Digital communication saturates today’s professional world both in and out of the office. From emails to texting, Slacking, Tweeting, messaging on LinkedIn or commenting on Facebook, there’s no escaping it. Despite this, we haven’t shaken the fact that human beings primarily communicate through highly nuanced nonverbal cues.
Any nonverbal cues – a knowing smile, laugh, wink or playful tone of voice – that the sender intends to communicate in a written message will likely be lost in transit (despite the use of emojis). The reader is left to fill a message’s faceless gaps with his or her own imagination.
According to research from Syracuse University, people are likely to interpret emails in one of two ways: neutral or negative. Essentially, people assume the worst. In today’s sea of digital content and incessant messaging, one thing is clear – a poorly written message can cause anything from a mildly awkward mishap to a major misunderstanding.
To navigate this potential minefield, read on for tips on how to humanize your email tone.
People are individuals, and one formula will not work for everyone. When it comes to cultivating a professional tone, sometimes it is best to start formal and then follow the receiver’s lead. For example, if you start with “Dear Ms. Avery Smith” and she responds with two sentences and no greeting, it’s okay to follow suit.

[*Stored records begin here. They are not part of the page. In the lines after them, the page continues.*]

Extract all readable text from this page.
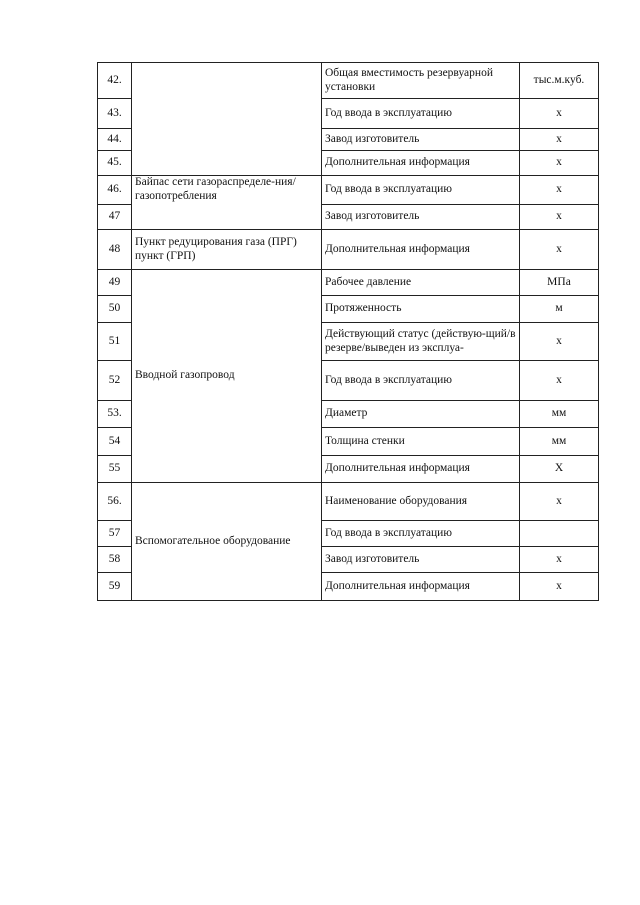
42.		Общая вместимость резервуарной установки	тыс.м.куб.
43.		Год ввода в эксплуатацию	х
44.		Завод изготовитель	х
45.		Дополнительная информация	х
46.	Байпас сети газораспределе-ния/газопотребления	Год ввода в эксплуатацию	х
47		Завод изготовитель	х
48	Пункт редуцирования газа (ПРГ) пункт (ГРП)	Дополнительная информация	х
49	Вводной газопровод	Рабочее давление	МПа
50		Протяженность	м
51		Действующий статус (действую-щий/в резерве/выведен из эксплуа-	х
52		Год ввода в эксплуатацию	х
53.		Диаметр	мм
54		Толщина стенки	мм
55		Дополнительная информация	Х
56.	Вспомогательное оборудование	Наименование оборудования	х
57		Год ввода в эксплуатацию	
58		Завод изготовитель	х
59		Дополнительная информация	х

Generally, you wouldn’t march into a co-worker’s office, give a robotic report and march out without a proper “good morning.” The same applies to written communication. To humanize what can be taken as a cold exchange, take a few extra seconds to write “I hope you had a good weekend,” “good morning” or “thank you for your time” at the beginning or end of the message. While brief, this extra step will go a long way to soften the tone.
Skip the Sarcasm
While a good joke or sarcasm can help lighten the mood in a face-to-face situation, it can easily be misunderstood over email. In written communication there is high potential to misconstrue a humorous attempt as an insensitive remark or insult, potentially leading to unnecessary tension and office strife. Even if the sender is confident in the clarity of his or her message, remember that both context and nonverbal cues are absent in written interactions. It may be best to save the joke for later!
Don’t Forget Face-to-Face
Even if communication between individuals seems smooth in writing, nothing can replace talking face-to-face or engaging in a phone conversation. Whether it’s a status update meeting or a half hour to connect over coffee or tea, these personal interactions build mutual understandings that carry over to written communication.
While smart phones and the Internet have fundamentally changed business communications, taking the extra time to think about how your message could be interpreted will go a long way in building rapport.
Angela Kim is an intern in Stratacomm’s Detroit office.